Can you outline a clear simple methodology for applying Cc?

  1. Open an Excel sheet for each of your products and services.
  2. Begin with variable costs (costs of production and distribution). Wages: lower than pre-plague but reflecting the needs and productivity of workers; senior management take proportionately bigger cuts. Materials: Take into account second sourcing – businesses that used a single source are, in many cases, in trouble.
  3. Cost of capital: This is an opportunity cost. The risk-adjusted return on capital has declined, but is recovering. Use again the principle of fairness: Owners of capital need a return on their money, but not as high as pre-plague. They too must take cuts, as do wage-earners.
  4. Fixed costs: Governments are part of this. They need to contribute as well, by reducing income and profit taxes and property taxes. Many governments have job-preservation schemes, to replace unemployment insurance with partial wage subsidies.
  5. Prioritize: Apply the McCabe principle. Tom McCabe was the legendary CEO of Scott Paper, making it a great global company. He had every senior manager put this plaque on the wall: Whom do we serve? 1. Customers 2. Our community 3. Our country 4. Our employees. 5. Our shareholders.   Shareholders last???? McCabe had a simple answer. Of course. If you serve the other four well, you will best serve your shareholders, in the long run.   This applies more than ever now. In Cc compassionate capitalism, serve your customers, your community and your country, and your employees. They come first. This is what capitalism should look like, if we are to sustain it.
  6. Use the “value sharing” principle.   When I taught this to MBA students, there was blood on the floor. They were taught to profit maximize. This is more than obsolete, it is immoral in today’s plague-ridden world.
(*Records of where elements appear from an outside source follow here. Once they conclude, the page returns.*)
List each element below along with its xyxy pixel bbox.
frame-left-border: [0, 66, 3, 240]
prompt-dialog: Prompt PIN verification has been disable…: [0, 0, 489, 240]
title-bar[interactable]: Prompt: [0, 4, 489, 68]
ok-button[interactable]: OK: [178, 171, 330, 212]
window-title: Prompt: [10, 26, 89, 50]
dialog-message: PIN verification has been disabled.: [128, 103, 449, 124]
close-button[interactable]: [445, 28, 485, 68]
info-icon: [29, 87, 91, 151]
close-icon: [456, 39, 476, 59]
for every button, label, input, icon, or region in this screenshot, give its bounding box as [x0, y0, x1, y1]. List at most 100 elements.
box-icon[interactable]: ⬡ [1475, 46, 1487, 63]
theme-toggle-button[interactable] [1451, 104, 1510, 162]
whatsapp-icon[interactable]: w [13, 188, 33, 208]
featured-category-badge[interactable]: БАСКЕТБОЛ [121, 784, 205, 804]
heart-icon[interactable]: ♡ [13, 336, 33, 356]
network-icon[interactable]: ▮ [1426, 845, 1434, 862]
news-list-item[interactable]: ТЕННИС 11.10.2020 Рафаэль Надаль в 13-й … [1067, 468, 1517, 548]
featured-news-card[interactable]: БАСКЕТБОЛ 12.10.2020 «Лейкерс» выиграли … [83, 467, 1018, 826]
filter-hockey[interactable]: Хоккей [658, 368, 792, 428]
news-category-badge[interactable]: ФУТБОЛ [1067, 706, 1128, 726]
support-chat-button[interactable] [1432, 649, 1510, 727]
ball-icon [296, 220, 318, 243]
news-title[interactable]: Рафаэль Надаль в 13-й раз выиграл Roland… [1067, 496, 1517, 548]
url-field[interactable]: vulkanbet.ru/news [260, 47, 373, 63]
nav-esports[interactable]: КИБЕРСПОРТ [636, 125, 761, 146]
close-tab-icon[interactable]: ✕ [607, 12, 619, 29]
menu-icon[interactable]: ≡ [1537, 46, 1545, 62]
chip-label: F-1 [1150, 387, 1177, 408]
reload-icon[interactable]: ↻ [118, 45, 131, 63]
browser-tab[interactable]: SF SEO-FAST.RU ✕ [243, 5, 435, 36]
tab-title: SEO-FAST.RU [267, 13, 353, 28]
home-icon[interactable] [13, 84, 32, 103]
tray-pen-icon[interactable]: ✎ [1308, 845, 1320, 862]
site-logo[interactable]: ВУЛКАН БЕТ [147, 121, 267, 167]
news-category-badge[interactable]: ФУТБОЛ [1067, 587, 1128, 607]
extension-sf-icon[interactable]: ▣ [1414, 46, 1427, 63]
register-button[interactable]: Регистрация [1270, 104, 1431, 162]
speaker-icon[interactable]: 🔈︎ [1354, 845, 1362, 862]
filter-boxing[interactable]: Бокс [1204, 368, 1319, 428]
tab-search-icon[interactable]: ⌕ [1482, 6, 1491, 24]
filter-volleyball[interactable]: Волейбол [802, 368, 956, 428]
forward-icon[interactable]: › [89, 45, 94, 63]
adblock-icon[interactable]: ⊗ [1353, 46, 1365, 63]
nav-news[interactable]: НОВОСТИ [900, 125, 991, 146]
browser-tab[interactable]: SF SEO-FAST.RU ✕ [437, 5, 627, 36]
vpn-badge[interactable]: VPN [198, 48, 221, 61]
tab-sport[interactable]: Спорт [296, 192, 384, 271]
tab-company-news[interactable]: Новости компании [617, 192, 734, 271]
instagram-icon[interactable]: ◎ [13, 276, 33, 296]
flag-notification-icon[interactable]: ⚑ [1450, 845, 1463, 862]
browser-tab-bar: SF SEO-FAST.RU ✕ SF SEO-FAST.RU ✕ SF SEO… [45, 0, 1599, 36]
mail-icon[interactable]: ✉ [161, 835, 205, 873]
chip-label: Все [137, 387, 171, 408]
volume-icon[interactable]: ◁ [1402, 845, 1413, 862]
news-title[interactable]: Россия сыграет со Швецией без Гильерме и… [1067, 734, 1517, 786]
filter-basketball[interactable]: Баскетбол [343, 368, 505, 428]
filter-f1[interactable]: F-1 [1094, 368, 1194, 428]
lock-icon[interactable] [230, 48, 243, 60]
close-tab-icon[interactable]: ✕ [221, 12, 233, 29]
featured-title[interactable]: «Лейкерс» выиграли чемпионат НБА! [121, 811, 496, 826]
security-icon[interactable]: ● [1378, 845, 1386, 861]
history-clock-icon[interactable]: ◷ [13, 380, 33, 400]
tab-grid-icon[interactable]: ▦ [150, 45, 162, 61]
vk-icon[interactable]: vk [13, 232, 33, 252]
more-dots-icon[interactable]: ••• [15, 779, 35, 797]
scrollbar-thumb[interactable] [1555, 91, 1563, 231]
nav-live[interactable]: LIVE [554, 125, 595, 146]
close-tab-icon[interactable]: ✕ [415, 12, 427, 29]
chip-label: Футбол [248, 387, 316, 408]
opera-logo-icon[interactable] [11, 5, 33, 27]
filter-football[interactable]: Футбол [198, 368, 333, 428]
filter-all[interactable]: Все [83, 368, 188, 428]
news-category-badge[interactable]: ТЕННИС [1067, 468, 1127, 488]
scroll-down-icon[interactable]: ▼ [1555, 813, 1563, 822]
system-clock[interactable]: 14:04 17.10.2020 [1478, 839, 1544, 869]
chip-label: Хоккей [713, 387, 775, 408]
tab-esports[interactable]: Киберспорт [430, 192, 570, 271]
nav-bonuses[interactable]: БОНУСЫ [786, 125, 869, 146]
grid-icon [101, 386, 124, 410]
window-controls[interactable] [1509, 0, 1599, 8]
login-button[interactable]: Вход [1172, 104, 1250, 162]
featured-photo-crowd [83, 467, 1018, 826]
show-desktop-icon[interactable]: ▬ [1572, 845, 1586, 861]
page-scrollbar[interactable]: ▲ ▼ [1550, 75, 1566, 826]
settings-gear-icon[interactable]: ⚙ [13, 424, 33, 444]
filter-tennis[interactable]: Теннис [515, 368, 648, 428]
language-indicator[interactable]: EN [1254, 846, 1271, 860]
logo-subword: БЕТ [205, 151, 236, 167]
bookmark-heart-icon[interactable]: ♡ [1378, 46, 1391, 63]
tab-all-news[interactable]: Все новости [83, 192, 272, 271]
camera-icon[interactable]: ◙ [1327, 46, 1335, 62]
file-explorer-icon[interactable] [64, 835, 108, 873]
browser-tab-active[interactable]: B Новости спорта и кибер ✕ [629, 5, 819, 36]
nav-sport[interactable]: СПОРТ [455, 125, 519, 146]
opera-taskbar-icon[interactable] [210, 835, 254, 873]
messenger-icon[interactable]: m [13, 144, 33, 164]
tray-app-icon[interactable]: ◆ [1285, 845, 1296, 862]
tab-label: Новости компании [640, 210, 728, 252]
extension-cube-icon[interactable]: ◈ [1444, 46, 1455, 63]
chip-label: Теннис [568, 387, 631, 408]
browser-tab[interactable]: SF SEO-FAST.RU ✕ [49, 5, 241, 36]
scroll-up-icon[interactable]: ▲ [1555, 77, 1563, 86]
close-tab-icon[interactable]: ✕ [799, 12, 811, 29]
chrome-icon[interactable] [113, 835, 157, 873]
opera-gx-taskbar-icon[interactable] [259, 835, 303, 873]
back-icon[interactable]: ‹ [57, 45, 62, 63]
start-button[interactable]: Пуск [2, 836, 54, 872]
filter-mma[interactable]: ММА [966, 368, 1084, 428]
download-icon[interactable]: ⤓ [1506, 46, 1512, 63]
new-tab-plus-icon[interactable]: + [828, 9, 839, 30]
     a) Estimate the value your product or service creates, by the average amount your clients would be willing to pay for it, if you ‘squeezed’ them at the maximum. ($). b) estimate the cost of providing the product or service, taking into account maximum productivity and hidden costs (opportunity cost of capital – see above). c) set the price as close as you can to cost, while sustaining the business and its jobs. To maximize client margin (the net value your clients get from your product). These days, ‘value’ is way down, for most products and services, because our income and disposable income are way down. If you still manage to generate ‘client margin’ (net value for clients), you will have loyal customers for three generations or for a century. We customers will not forget who served us (McCabe principle) and who ripped us off.

   Capitalism can no longer afford to maximize ‘company margin’. The game today is to maximize ‘client margin’.